Sappiamo esattamente perché Putin ha ucciso Alexei tre giorni fa. Ve ne parleremo presto. Scopriremo esattamente chi e come ha commesso questo crimine. Faremo nomi e mostreremo volti.

Ma la cosa principale che possiamo fare – per Alexei e per noi stessi – è continuare a lottare. Più, più disperatamente, più ferocemente di prima. So che sembra impossibile fare di più, ma abbiamo bisogno di fare di più. Unirci in un pugno forte e colpire questo folle regime. Contro Putin, contro i suoi amici, contro i banditi in uniforme, contro i ladri e gli assassini che hanno paralizzato il nostro Paese.

Lo so, sento che siete lacerati dalla domanda: perché è tornato? Perché si è gettato volontariamente nelle grinfie di coloro che lo hanno quasi ucciso una volta? Perché un tale sacrificio? Dopotutto, avrebbe potuto vivere in pace, per dedicarsi a sé stesso e alla sua famiglia. Poteva non parlare, non indagare, non esprimersi e non combattere.

Ma non poteva. Alexei amava la Russia più di ogni altra cosa al mondo. Amava il nostro Paese, amava voi. Ha creduto in noi, credeva nella nostra forza, nel nostro futuro, nel fatto che meritiamo di meglio. Non a parole, ma nei fatti. Così profondamente e sinceramente che era pronto a dare la vita per questo. E il suo grande amore ci basta per portare avanti la sua opera. Per tutto il tempo necessario. Con la stessa determinazione e il medesimo coraggio di Alexei.

Tutti pensano ora: dove trovare questa forza? Come continuare a vivere? Ecco dove prenderemo forza: nella sua memoria, nelle sue idee, nei suoi pensieri. Nella sua inesauribile fiducia in noi. È lì che cercherò la mia forza.
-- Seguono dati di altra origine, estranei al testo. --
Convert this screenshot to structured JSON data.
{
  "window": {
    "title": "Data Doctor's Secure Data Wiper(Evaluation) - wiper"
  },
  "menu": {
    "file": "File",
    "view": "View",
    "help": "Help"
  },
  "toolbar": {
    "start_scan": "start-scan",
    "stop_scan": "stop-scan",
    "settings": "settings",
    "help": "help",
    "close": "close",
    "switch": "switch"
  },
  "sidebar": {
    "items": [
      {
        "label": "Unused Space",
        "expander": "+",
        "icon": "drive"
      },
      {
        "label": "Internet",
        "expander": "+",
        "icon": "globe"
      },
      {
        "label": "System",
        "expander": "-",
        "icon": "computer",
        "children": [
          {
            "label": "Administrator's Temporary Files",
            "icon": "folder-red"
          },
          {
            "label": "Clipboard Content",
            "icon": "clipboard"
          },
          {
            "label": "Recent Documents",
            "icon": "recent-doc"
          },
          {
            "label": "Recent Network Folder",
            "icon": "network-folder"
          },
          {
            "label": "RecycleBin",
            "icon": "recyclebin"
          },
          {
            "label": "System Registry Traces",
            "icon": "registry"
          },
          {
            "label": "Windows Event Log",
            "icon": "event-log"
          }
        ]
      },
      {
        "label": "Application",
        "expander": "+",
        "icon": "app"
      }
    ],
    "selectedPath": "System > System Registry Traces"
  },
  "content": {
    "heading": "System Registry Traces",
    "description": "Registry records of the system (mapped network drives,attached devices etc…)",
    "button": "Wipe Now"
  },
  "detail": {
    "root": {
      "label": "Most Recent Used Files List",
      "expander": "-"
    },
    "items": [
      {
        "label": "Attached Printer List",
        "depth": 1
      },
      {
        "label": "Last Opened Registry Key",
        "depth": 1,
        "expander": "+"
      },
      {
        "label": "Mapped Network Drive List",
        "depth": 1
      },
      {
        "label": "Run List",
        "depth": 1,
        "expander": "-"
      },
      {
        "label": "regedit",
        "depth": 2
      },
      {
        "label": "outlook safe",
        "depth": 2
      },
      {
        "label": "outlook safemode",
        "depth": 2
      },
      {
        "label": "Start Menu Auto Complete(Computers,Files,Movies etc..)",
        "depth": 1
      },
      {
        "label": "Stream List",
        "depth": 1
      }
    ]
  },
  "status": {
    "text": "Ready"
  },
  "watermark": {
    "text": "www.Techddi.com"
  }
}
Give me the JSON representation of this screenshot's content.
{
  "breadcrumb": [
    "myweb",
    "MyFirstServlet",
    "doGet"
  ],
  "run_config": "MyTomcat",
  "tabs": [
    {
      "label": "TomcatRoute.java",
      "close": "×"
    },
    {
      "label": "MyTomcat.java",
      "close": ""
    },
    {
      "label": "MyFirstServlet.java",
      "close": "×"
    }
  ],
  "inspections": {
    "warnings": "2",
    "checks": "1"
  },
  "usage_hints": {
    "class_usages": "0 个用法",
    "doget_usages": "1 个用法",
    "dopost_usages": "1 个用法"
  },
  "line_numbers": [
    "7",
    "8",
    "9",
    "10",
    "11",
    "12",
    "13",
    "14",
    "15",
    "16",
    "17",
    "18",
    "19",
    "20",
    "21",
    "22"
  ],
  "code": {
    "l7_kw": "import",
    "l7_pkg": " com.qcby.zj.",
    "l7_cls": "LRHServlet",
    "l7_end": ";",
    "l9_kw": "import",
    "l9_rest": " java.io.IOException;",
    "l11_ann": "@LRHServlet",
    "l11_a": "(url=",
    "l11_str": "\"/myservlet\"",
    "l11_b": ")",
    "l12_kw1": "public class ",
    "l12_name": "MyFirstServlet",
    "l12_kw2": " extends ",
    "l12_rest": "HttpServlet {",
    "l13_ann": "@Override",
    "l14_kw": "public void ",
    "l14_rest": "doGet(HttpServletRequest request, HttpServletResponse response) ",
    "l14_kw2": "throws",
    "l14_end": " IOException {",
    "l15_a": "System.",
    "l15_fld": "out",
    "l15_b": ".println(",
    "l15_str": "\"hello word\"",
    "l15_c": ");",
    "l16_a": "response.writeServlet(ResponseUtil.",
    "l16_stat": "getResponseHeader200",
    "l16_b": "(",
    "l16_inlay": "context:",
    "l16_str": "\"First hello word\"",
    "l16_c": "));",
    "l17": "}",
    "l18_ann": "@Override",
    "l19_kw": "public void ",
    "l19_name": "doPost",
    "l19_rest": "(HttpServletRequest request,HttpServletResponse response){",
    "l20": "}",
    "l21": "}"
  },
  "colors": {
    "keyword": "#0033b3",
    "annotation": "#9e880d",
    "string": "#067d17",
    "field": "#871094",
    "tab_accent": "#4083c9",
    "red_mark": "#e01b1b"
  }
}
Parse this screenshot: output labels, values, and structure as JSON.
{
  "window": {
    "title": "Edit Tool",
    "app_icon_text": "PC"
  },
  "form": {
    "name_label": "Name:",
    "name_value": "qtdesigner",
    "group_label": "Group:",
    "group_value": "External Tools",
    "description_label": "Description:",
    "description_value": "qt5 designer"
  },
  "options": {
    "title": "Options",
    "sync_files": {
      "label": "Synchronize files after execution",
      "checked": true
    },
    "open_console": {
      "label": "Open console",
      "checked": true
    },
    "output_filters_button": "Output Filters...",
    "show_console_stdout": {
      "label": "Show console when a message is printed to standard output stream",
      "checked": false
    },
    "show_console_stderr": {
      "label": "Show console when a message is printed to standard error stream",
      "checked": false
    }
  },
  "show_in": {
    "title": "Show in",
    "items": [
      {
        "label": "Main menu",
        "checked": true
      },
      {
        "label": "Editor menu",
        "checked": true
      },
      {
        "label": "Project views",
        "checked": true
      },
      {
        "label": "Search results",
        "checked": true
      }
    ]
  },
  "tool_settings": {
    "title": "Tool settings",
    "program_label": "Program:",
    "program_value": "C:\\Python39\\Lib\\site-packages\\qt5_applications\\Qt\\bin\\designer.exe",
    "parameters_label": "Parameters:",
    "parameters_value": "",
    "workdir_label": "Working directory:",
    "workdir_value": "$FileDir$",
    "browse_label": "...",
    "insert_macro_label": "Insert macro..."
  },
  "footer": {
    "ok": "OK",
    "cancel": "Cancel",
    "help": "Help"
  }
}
Uccidendo Alexei, Putin ha ucciso metà di me, metà del mio cuore e metà della mia anima. Ma l’altra metà ce l’ho ancora e mi dice che non ho il diritto di arrendermi. Porterò avanti la causa di Alexei Navalny. Continuerò a lottare per il nostro Paese e vi invito a stare al mio fianco per condividere non solo l’infinito dolore che ci ha avvolto e che non ci abbandonerà. Vi chiedo di condividere con me la rabbia. Furia, rabbia, odio per coloro che hanno osato uccidere il nostro futuro. Mi rivolgo a voi con le parole di Alexei, in cui credo fermamente: non è un peccato fare poco – è peccato non fare nulla. È peccato lasciarsi intimidire.
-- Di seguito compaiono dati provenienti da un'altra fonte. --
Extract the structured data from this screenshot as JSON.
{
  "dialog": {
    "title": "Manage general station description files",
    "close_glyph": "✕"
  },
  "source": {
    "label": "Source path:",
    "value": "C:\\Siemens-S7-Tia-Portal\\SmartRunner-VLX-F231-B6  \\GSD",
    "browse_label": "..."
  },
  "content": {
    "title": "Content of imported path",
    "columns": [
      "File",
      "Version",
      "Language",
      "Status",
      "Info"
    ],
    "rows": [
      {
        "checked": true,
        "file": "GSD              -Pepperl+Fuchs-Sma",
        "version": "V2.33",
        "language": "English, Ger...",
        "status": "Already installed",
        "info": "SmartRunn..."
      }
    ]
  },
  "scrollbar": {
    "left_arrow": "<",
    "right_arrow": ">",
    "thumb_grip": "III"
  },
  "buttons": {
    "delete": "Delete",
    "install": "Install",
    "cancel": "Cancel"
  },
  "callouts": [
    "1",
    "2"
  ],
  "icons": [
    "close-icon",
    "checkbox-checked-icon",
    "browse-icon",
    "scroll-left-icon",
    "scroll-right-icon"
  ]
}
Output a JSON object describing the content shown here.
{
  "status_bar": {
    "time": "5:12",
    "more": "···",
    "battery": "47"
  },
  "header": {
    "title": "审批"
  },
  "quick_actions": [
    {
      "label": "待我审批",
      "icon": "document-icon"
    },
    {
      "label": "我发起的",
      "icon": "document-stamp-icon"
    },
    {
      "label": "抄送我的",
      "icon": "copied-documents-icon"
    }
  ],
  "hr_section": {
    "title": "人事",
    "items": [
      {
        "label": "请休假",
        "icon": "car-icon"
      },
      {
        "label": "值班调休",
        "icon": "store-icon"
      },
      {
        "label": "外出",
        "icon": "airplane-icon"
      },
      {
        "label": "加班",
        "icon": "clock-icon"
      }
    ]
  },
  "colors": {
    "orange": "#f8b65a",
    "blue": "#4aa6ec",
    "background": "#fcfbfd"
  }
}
Dobbiamo sfruttare ogni opportunità: lottare contro la guerra, contro la corruzione, contro l’ingiustizia. Lottare per elezioni giuste e per la libertà di parola. Lottare per riprenderci il nostro Paese. La Russia – libera, pacifica, felice – la bella Russia del futuro che mio marito sognava tanto. Questo è ciò di cui abbiamo bisogno. Voglio vivere in questa Russia. Voglio che i nostri figli ci vivano. Voglio costruirla insieme a voi, esattamente come l’ha immaginata Alexei Navalny: piena di dignità, giustizia e amore. Solo così e in nessun altro modo il sacrificio inimmaginabile da lui compiuto non sarà vano.

Combattete e non arrendetevi. Io non ho paura – e voi non dovete avere paura di nulla.

Con estremo coraggio Navalnaya ha quindi preso il testimone del marito, incarnando così il coraggio del popolo russo che si ribellò all’oppressione dell’impero zarista e che oggi lotta contro la dittatura di Putin e dei suoi oligarchi.